Démantèlement d’un groupe terroriste et découverte d’une liste d’hommes d’affaires tunisiens à éliminer

Les forces de sécurité ne chôment pas ces derniers temps surtout celles qui sont chargées des enquêtes relatives aux groupes extrémistes et aux individus qui veulent entreprendre des actions terroristes dans notre pays.

Les dernières enquêtes ont déjà révélé et mis à nu plusieurs groupes de ces individus, le plus souvent proches d’Aqmi, qui projettent des actions violentes et qui sont en train de s’y préparer à travers notamment l’achat des armes qui devraient être utilisées pour réaliser leurs desseins.

La semaine dernière, les forces de sécurité avaient réussi à démanteler un réseau qui s’apprêtait à entrer en action. Cela est intervenu après les incidents qui se sont produits quelques mois auparavant à Bir Ali Ben Khelifa, et quelques semaines avant dans les régions frontalières avec notre voisin algérien.

Aujourd’hui, une source proche de la police judiciaire d’El Gorjani, et révélée par Nawat, a affirmé l’arrestation d’un groupe de terroristes qui avaient acheté des armes, des fusils d’assaut dont des armes automatiques, des Kalachnikov et autres, auprès d’un marchand d’armes contre des sommes importantes.

Ce groupe, aujourd’hui sous les verrous après une enquête d’une semaine, avait dans son viseur, semble-t-il, des hommes d’affaires tunisiens qui figuraient sur sa liste noire et donc des personnes à éliminer.

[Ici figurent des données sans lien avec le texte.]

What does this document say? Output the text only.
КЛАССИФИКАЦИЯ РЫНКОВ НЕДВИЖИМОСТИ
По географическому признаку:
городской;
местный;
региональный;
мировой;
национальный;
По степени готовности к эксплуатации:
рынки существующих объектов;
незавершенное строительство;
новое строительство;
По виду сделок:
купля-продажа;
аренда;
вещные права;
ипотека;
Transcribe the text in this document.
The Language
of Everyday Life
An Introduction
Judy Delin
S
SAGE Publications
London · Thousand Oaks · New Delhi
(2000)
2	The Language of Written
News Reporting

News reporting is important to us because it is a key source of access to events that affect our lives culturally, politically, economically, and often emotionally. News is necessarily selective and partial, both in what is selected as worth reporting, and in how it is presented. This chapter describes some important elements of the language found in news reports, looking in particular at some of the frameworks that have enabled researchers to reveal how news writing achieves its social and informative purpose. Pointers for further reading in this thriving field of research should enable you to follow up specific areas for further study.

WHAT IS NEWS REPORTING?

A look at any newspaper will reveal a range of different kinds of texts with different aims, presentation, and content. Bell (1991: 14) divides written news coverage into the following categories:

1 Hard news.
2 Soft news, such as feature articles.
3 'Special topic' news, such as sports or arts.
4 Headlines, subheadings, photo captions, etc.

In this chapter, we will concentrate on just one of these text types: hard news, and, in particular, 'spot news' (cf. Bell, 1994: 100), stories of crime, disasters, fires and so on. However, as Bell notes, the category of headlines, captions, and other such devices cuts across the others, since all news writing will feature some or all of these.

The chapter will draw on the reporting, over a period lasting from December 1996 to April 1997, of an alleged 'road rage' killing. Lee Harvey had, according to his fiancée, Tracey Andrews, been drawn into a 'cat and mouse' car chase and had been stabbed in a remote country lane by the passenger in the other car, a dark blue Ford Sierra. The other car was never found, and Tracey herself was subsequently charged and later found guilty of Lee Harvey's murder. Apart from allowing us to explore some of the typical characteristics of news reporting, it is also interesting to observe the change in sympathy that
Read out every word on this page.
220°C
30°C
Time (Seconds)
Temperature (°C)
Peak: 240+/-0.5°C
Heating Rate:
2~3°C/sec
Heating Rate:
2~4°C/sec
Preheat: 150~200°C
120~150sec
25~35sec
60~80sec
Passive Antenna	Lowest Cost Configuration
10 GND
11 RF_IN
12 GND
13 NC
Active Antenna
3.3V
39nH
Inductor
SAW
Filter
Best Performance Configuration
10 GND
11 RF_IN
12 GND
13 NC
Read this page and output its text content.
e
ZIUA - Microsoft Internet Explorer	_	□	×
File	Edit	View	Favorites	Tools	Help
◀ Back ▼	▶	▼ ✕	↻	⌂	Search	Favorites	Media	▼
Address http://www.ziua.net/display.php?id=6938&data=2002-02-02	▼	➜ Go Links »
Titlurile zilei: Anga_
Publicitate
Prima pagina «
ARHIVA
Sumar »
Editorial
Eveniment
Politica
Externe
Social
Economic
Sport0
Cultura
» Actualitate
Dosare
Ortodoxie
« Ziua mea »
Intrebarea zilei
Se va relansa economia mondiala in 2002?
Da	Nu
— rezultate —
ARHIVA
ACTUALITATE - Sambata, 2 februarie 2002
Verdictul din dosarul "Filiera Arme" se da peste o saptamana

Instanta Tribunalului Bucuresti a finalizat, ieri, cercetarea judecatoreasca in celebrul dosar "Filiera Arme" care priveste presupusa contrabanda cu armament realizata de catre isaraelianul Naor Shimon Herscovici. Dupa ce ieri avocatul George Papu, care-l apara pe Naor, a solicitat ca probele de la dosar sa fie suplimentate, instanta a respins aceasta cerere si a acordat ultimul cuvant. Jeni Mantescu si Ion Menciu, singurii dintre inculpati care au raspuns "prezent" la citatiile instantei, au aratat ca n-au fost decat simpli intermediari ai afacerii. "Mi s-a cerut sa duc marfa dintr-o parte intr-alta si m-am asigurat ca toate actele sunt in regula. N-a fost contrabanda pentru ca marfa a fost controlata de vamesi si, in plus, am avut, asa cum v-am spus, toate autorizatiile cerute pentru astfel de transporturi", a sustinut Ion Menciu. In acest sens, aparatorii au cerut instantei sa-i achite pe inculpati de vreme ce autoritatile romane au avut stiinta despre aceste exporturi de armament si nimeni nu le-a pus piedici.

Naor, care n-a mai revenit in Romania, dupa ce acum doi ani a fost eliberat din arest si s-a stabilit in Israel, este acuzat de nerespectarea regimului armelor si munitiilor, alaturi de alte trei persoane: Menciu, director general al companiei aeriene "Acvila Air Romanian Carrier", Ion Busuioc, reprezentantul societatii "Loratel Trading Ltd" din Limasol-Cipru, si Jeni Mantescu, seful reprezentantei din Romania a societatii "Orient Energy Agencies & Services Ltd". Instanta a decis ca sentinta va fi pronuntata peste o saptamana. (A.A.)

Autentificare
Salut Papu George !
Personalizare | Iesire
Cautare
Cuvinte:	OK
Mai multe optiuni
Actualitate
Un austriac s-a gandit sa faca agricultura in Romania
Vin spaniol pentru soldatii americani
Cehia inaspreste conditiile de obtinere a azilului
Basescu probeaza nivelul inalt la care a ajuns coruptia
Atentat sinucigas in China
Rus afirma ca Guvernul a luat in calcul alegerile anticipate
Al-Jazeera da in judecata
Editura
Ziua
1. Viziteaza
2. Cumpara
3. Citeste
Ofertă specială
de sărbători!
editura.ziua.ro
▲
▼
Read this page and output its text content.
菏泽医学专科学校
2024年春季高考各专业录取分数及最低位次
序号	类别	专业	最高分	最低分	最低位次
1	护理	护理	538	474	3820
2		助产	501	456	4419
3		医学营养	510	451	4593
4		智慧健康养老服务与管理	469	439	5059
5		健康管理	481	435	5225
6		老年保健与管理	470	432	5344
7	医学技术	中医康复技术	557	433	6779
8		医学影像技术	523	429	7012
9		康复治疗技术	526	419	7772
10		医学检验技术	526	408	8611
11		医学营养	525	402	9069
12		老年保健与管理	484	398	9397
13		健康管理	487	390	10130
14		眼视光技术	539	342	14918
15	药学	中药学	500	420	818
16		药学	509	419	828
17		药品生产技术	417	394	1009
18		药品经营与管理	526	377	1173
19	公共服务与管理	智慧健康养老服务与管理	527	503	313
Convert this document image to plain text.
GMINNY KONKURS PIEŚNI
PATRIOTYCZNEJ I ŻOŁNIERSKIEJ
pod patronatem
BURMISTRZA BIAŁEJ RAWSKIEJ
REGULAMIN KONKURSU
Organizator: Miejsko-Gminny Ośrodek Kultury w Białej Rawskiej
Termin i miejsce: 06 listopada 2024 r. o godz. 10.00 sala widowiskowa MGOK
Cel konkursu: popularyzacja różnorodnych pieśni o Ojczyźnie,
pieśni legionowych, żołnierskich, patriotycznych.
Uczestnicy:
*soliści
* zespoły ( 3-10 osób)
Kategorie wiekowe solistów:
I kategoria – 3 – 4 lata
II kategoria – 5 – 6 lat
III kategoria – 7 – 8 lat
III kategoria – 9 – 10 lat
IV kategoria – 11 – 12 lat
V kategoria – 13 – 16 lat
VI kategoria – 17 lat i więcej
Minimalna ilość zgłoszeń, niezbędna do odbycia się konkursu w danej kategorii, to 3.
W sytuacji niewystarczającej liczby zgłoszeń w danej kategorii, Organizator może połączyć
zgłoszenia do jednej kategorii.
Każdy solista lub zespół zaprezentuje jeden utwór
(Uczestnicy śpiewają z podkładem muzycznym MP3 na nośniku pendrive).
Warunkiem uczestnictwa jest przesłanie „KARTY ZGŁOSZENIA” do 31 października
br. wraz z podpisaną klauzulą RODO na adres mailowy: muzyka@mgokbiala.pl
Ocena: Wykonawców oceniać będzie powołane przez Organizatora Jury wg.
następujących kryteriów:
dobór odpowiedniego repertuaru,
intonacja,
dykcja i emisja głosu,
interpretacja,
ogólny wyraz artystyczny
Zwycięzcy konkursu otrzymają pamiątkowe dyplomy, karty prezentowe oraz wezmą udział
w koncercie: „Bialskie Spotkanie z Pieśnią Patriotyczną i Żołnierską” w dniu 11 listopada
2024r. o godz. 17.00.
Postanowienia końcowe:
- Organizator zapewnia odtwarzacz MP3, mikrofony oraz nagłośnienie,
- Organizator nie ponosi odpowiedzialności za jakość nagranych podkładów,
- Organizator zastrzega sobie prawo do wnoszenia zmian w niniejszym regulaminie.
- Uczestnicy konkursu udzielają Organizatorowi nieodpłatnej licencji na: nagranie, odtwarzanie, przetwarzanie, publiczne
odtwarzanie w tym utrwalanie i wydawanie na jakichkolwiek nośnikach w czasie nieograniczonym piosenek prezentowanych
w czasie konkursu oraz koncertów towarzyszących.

Indépendamment du péril et de la menace que représentent ces différents groupes violents, et tout en mettant en évidence les efforts des autorités compétentes en la matière qui ne lâchent pas leur vigilance et réussissent jusqu’ici à préserver le pays de la spirale et du très grand danger de la violence politique, il nous semble que la multiplication de ces faits est surtout dû au laxisme inquiétant qui s’était développé dans le pays à l’égard des tendances extrémistes, de ces groupes (associations, individus, et même des partis politiques qui conservent pignon sur rue) qui appellent à la violence politique ou sociale.

Cette complaisance et cette tolérance à l’encontre de ces groupes qui usent de la violence ne peuvent qu’entraîner le pays dans cet engrenage infernal.
Car la violence commence par les invectives et les insultes avant d’en venir aux mains puis aux armes blanches et enfin aux armes automatiques. Ce sont ceux qui protégent aujourd’hui les fauteurs de troubles (ils se reconnaîtront) qui sont les véritables responsables de cette escalade qui menace notre pays, sa sécurité et celle des citoyens.